Children Heard and Seen: support for children with a parent in prison and their families.

Circles UK: focussed on reducing sex offending in partnership with criminal justice agencies. Customised restorative work to address harmful sexual behaviour. Specialist support for those with intellectual disabilities and/or autism spectrum conditions. Risk and safeguarding courses for families, and specialist therapy and counselling.

PACT: The Prison Advice & Care Trust (Pact) is a charity which supports people affected by imprisonment, providing practical and emotional support to prisoners’ children and families, and to prisoners themselves. Free confidential helpline for prisoners’ families and friends (0808 808 2003).

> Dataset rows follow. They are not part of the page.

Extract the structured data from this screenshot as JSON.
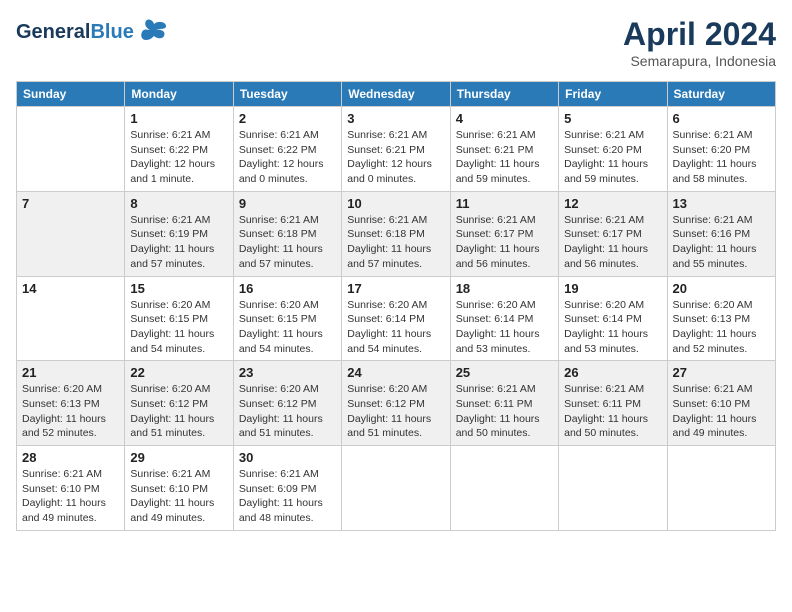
{
  "header": {
    "logo_line1": "General",
    "logo_line2": "Blue",
    "month": "April 2024",
    "location": "Semarapura, Indonesia"
  },
  "days_of_week": [
    "Sunday",
    "Monday",
    "Tuesday",
    "Wednesday",
    "Thursday",
    "Friday",
    "Saturday"
  ],
  "weeks": [
    [
      {
        "day": "",
        "info": ""
      },
      {
        "day": "1",
        "info": "Sunrise: 6:21 AM\nSunset: 6:22 PM\nDaylight: 12 hours\nand 1 minute."
      },
      {
        "day": "2",
        "info": "Sunrise: 6:21 AM\nSunset: 6:22 PM\nDaylight: 12 hours\nand 0 minutes."
      },
      {
        "day": "3",
        "info": "Sunrise: 6:21 AM\nSunset: 6:21 PM\nDaylight: 12 hours\nand 0 minutes."
      },
      {
        "day": "4",
        "info": "Sunrise: 6:21 AM\nSunset: 6:21 PM\nDaylight: 11 hours\nand 59 minutes."
      },
      {
        "day": "5",
        "info": "Sunrise: 6:21 AM\nSunset: 6:20 PM\nDaylight: 11 hours\nand 59 minutes."
      },
      {
        "day": "6",
        "info": "Sunrise: 6:21 AM\nSunset: 6:20 PM\nDaylight: 11 hours\nand 58 minutes."
      }
    ],
    [
      {
        "day": "7",
        "info": ""
      },
      {
        "day": "8",
        "info": "Sunrise: 6:21 AM\nSunset: 6:19 PM\nDaylight: 11 hours\nand 57 minutes."
      },
      {
        "day": "9",
        "info": "Sunrise: 6:21 AM\nSunset: 6:18 PM\nDaylight: 11 hours\nand 57 minutes."
      },
      {
        "day": "10",
        "info": "Sunrise: 6:21 AM\nSunset: 6:18 PM\nDaylight: 11 hours\nand 57 minutes."
      },
      {
        "day": "11",
        "info": "Sunrise: 6:21 AM\nSunset: 6:17 PM\nDaylight: 11 hours\nand 56 minutes."
      },
      {
        "day": "12",
        "info": "Sunrise: 6:21 AM\nSunset: 6:17 PM\nDaylight: 11 hours\nand 56 minutes."
      },
      {
        "day": "13",
        "info": "Sunrise: 6:21 AM\nSunset: 6:16 PM\nDaylight: 11 hours\nand 55 minutes."
      }
    ],
    [
      {
        "day": "14",
        "info": ""
      },
      {
        "day": "15",
        "info": "Sunrise: 6:20 AM\nSunset: 6:15 PM\nDaylight: 11 hours\nand 54 minutes."
      },
      {
        "day": "16",
        "info": "Sunrise: 6:20 AM\nSunset: 6:15 PM\nDaylight: 11 hours\nand 54 minutes."
      },
      {
        "day": "17",
        "info": "Sunrise: 6:20 AM\nSunset: 6:14 PM\nDaylight: 11 hours\nand 54 minutes."
      },
      {
        "day": "18",
        "info": "Sunrise: 6:20 AM\nSunset: 6:14 PM\nDaylight: 11 hours\nand 53 minutes."
      },
      {
        "day": "19",
        "info": "Sunrise: 6:20 AM\nSunset: 6:14 PM\nDaylight: 11 hours\nand 53 minutes."
      },
      {
        "day": "20",
        "info": "Sunrise: 6:20 AM\nSunset: 6:13 PM\nDaylight: 11 hours\nand 52 minutes."
      }
    ],
    [
      {
        "day": "21",
        "info": "Sunrise: 6:20 AM\nSunset: 6:13 PM\nDaylight: 11 hours\nand 52 minutes."
      },
      {
        "day": "22",
        "info": "Sunrise: 6:20 AM\nSunset: 6:12 PM\nDaylight: 11 hours\nand 51 minutes."
      },
      {
        "day": "23",
        "info": "Sunrise: 6:20 AM\nSunset: 6:12 PM\nDaylight: 11 hours\nand 51 minutes."
      },
      {
        "day": "24",
        "info": "Sunrise: 6:20 AM\nSunset: 6:12 PM\nDaylight: 11 hours\nand 51 minutes."
      },
      {
        "day": "25",
        "info": "Sunrise: 6:21 AM\nSunset: 6:11 PM\nDaylight: 11 hours\nand 50 minutes."
      },
      {
        "day": "26",
        "info": "Sunrise: 6:21 AM\nSunset: 6:11 PM\nDaylight: 11 hours\nand 50 minutes."
      },
      {
        "day": "27",
        "info": "Sunrise: 6:21 AM\nSunset: 6:10 PM\nDaylight: 11 hours\nand 49 minutes."
      }
    ],
    [
      {
        "day": "28",
        "info": "Sunrise: 6:21 AM\nSunset: 6:10 PM\nDaylight: 11 hours\nand 49 minutes."
      },
      {
        "day": "29",
        "info": "Sunrise: 6:21 AM\nSunset: 6:10 PM\nDaylight: 11 hours\nand 49 minutes."
      },
      {
        "day": "30",
        "info": "Sunrise: 6:21 AM\nSunset: 6:09 PM\nDaylight: 11 hours\nand 48 minutes."
      },
      {
        "day": "",
        "info": ""
      },
      {
        "day": "",
        "info": ""
      },
      {
        "day": "",
        "info": ""
      },
      {
        "day": "",
        "info": ""
      }
    ]
  ]
}
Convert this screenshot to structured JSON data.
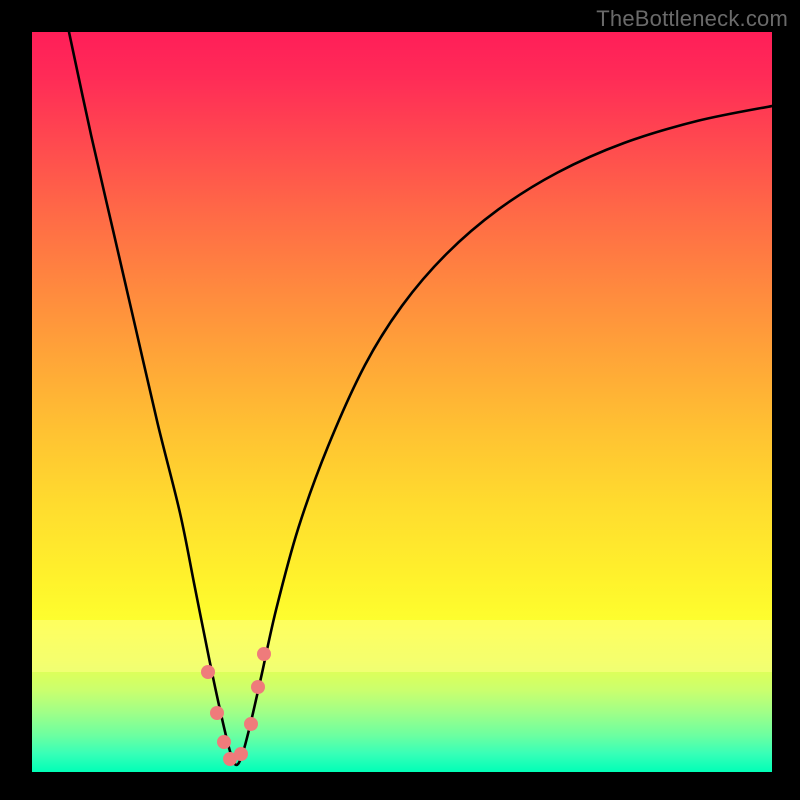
{
  "watermark": {
    "text": "TheBottleneck.com"
  },
  "colors": {
    "dot": "#ef7b7b",
    "curve": "#000000",
    "frame": "#000000"
  },
  "chart_data": {
    "type": "line",
    "title": "",
    "xlabel": "",
    "ylabel": "",
    "xlim": [
      0,
      100
    ],
    "ylim": [
      0,
      100
    ],
    "annotations": [],
    "series": [
      {
        "name": "bottleneck-curve",
        "x": [
          5,
          8,
          11,
          14,
          17,
          20,
          22,
          24,
          25.5,
          26.7,
          27.5,
          28.3,
          29.4,
          31,
          33,
          36,
          40,
          45,
          50,
          56,
          63,
          71,
          80,
          90,
          100
        ],
        "y": [
          100,
          86,
          73,
          60,
          47,
          35,
          25,
          15,
          8,
          3,
          1,
          2,
          6,
          13,
          22,
          33,
          44,
          55,
          63,
          70,
          76,
          81,
          85,
          88,
          90
        ]
      }
    ],
    "dots": {
      "name": "highlight-dots",
      "x": [
        23.8,
        25.0,
        25.9,
        26.8,
        28.3,
        29.6,
        30.6,
        31.3
      ],
      "y": [
        13.5,
        8.0,
        4.0,
        1.8,
        2.5,
        6.5,
        11.5,
        16.0
      ]
    },
    "gradient_note": "vertical red→green heat gradient, green at bottom (good), red at top (bad)"
  }
}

Prisoners families helpline: free, confidential support and advice for families in England and Wales who have a loved one in contact with the criminal justice system.

SAA: a programme and safe place to address and heal from sex addiction and harmful sexual behaviours.

Safer Lives: specialist and individual support, advice and guidance, focussed on welfare and mental strength and wellbeing for offenders and their families. Therapeutic, practical and educational expertise.

StopSO: specialist support and therapy for those concerned about their thoughts or behaviour, and for those impacted by the behaviour of others.

Talking Forward: facilitated peer support for people impacted by a family member or friend who has engaged with online CSA. Part of a group committed to research into and understanding of online offending.

In the event of a custodial sentence, 'www.emailaprisoner' and 'prisonvoicemail.com' are really easy-to-use and valuable ways to keep in touch (if you want to!).